Nunca nos interesó saber cómo era estudiar en un liceo, nunca se lo preguntamos a nuestro padre.

 

Mi madre se educó en un colegio privado que exigía trajes de dos piezas, uno de invierno, otro de verano, con chaquetita de doble cuello y botamangas y botones que vendía una sola tienda en el centro de Santiago, y guantes de dos estaciones que las girls no se podían quitar ni para comer helado. Esas éramos las niñitas del colegio privado, dice mi madre, agregando un irónico very british. Eran los años cincuenta, los mismos años en que Lucia Berlin, hija de un empresario estadounidense, estudiaba en un colegio angloamericano con un uniforme que de seguro era similar; la escritora recordaría en sus cuentos la frivolidad de las niñas de su colegio very american, y algo más que no debió repercutir en la memoria de mi madre: que «había un pequeño mundo inglés en el país de Chile», con «iglesias anglicanas y modales ingleses y casitas rurales, jardines y perros de raza, el club de campo Príncipe de Gales, equipos de rugby y de cricket, y, por supuesto, el colegio Grange, un muy buen colegio de hombres, estilo Eton».

 

Retrocede en el tiempo, mi madre, para contar que en su colegio de niñas chilenas aspirantes a inglesas conoció a la hija segunda de la familia Allende. Beatriz se había formado en una escuela francesa pero terminó en el colegio inglés de mi madre.

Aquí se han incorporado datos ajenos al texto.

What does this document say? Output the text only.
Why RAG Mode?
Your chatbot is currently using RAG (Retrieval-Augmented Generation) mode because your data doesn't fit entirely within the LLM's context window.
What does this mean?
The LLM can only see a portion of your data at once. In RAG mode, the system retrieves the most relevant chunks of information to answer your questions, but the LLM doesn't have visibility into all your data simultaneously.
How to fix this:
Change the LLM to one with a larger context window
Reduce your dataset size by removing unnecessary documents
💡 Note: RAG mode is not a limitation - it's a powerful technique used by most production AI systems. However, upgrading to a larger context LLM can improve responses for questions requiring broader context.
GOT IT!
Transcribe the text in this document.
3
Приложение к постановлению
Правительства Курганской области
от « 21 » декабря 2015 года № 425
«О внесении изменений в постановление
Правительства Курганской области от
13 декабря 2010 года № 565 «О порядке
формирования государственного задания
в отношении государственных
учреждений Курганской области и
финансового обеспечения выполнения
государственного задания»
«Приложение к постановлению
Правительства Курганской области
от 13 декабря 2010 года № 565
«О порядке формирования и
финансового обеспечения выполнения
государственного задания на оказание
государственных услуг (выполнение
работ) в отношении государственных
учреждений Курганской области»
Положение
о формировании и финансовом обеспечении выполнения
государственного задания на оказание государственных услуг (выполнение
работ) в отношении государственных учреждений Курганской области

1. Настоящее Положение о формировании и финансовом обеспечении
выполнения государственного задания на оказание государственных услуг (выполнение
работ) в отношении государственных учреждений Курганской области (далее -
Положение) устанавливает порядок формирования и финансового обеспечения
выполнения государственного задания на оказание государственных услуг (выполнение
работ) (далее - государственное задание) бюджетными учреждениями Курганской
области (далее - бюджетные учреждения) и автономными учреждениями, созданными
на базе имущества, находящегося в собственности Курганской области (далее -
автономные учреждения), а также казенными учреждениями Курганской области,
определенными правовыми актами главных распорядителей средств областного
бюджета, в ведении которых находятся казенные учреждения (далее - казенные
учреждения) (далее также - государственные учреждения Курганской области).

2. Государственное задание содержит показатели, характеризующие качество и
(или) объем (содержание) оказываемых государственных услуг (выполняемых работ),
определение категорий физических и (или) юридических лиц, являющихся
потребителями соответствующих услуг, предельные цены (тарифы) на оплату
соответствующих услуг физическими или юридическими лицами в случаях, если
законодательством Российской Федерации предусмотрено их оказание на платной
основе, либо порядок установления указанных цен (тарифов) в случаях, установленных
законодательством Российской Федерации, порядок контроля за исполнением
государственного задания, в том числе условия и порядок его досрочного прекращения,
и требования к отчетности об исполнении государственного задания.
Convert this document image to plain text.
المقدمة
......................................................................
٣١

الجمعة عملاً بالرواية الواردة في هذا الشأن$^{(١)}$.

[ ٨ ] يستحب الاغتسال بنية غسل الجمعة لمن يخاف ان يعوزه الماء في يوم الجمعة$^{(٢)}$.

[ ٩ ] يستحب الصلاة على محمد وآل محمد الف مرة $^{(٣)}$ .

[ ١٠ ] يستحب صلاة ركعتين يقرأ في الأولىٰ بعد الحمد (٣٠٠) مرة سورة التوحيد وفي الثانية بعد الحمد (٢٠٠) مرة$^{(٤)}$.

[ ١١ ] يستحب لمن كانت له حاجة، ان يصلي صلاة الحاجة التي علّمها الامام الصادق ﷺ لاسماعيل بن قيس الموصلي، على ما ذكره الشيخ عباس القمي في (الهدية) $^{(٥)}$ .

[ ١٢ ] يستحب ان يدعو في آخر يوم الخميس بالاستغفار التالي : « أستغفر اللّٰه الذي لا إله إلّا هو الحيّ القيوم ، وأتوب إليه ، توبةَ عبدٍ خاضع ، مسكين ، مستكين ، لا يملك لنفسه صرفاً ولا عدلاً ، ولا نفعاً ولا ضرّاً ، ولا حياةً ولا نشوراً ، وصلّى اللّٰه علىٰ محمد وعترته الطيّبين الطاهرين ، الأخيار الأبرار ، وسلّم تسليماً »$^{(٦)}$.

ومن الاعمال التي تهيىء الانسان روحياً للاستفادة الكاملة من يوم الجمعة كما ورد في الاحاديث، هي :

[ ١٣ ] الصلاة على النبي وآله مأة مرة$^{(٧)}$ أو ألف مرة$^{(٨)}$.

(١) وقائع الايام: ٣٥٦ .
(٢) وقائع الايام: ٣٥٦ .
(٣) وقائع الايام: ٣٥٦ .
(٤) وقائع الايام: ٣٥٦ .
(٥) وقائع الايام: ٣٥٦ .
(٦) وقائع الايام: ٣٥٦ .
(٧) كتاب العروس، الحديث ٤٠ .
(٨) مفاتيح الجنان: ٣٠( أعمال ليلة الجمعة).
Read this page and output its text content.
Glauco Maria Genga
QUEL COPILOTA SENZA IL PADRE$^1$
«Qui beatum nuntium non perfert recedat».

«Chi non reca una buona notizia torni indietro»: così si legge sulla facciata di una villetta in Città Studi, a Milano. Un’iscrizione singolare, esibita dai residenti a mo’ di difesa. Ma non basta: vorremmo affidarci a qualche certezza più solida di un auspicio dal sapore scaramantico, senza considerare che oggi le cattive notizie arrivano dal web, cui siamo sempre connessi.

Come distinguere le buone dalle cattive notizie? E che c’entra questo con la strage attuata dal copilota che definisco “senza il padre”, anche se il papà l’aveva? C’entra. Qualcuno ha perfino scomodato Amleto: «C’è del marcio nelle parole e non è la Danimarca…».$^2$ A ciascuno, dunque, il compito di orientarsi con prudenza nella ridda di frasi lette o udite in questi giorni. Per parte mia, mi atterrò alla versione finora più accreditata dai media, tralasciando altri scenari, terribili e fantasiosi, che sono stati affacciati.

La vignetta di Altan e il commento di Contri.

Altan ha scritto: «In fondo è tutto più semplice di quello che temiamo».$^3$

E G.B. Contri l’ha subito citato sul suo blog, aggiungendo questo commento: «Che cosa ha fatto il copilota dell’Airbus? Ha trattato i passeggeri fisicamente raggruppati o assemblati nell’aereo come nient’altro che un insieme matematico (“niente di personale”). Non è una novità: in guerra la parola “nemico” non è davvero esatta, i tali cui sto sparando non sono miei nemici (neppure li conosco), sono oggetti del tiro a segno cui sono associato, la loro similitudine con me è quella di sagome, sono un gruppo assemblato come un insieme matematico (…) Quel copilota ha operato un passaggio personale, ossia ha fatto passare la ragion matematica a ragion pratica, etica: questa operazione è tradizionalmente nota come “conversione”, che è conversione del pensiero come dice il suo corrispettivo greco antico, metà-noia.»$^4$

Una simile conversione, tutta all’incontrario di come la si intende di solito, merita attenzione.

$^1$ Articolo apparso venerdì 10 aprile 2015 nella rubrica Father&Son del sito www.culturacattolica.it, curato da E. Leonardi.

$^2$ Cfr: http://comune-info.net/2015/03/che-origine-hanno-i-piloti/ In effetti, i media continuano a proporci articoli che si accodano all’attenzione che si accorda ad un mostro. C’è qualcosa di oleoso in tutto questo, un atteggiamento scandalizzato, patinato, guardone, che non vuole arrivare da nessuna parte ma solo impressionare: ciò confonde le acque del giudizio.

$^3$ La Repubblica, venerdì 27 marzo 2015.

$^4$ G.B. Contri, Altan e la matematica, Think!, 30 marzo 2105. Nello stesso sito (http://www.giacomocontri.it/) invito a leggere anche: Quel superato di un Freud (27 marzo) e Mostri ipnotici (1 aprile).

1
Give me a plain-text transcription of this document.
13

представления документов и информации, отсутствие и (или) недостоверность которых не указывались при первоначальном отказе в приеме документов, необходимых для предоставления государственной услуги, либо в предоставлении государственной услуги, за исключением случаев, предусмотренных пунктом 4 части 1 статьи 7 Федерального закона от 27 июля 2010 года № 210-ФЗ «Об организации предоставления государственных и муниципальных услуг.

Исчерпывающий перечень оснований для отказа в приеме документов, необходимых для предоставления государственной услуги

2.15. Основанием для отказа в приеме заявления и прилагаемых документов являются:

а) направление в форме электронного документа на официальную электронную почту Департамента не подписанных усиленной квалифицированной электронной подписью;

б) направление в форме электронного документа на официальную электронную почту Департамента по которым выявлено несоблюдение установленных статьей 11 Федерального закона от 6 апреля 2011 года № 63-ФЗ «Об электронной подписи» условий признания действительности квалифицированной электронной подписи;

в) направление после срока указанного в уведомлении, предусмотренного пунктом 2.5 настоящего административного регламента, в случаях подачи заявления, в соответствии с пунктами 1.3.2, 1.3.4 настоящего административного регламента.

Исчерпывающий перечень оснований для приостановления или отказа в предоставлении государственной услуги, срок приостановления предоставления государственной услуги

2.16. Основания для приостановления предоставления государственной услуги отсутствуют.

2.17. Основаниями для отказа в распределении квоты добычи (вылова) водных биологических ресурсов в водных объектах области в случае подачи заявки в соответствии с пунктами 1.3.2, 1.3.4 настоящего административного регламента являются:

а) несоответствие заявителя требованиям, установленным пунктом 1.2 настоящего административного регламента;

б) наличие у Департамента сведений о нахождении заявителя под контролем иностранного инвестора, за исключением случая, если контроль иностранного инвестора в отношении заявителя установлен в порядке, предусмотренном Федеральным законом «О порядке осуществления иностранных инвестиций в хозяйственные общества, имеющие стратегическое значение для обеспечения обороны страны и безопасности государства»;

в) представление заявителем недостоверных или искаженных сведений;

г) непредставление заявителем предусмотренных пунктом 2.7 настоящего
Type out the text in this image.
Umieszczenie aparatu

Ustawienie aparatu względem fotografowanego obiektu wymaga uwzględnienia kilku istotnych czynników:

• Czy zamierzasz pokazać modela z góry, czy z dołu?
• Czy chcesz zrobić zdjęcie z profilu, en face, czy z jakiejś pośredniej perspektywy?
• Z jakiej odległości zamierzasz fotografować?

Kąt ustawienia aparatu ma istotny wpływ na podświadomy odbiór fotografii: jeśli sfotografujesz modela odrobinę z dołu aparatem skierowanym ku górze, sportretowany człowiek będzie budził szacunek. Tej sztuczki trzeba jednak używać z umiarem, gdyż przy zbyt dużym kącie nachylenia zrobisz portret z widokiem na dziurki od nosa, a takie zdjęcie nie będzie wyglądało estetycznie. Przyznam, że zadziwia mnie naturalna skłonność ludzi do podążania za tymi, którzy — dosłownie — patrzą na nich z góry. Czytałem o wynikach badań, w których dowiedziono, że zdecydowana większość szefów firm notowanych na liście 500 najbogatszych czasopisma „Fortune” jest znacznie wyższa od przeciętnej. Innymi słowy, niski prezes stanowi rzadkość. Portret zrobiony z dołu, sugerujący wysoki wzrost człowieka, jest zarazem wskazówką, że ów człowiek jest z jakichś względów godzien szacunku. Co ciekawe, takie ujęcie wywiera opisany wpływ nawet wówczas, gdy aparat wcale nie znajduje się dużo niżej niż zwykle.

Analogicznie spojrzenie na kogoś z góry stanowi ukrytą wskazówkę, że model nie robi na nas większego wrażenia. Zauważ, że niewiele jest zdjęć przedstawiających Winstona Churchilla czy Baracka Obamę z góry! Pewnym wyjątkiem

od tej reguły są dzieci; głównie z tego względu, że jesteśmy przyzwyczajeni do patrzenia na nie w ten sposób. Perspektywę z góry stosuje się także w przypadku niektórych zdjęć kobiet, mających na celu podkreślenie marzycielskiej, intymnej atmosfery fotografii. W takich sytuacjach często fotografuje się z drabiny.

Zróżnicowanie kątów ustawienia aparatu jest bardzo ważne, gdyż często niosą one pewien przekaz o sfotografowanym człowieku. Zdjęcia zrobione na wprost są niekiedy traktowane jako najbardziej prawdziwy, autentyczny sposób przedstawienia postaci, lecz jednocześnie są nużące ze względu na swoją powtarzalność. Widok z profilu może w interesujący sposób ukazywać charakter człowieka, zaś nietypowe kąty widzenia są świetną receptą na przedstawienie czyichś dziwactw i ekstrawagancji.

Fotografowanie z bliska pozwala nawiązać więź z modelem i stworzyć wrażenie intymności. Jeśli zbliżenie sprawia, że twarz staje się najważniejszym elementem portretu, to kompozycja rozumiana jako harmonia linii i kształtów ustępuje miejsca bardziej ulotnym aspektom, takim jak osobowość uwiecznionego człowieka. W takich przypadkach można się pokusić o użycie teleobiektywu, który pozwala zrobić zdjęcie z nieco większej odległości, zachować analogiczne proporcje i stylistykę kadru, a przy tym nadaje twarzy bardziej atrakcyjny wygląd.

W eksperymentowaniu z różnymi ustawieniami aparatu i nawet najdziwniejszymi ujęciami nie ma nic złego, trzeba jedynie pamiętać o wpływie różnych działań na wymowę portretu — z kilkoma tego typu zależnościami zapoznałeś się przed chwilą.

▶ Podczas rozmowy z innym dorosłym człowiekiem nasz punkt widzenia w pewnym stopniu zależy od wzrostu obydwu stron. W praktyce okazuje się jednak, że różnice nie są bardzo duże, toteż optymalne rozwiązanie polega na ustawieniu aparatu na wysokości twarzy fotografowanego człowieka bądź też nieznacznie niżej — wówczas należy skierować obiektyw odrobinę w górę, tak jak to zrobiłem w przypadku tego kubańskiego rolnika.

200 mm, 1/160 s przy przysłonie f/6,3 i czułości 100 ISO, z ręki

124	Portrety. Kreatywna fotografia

Mi madre a veces se refiere a la Beatriz Allende como la Tati.

La Tati invitó a las compañeras a almorzar a su casa de Guardia Vieja y aparecieron unas sirvientas grandes y gordas, dice mi madre, que les ofrecieron porotos granados a la redonda o a la francesa. Una sirvienta sostuvo la bandeja esperando que mi madre hiciera algo pero mi madre no supo qué hacer. No seas huasa, espetó la Tati, mete el cucharón a la fuente.

Mi madre siguió siendo su amiga cuando ambas iniciaron estudios de Medicina en la Universidad de Concepción.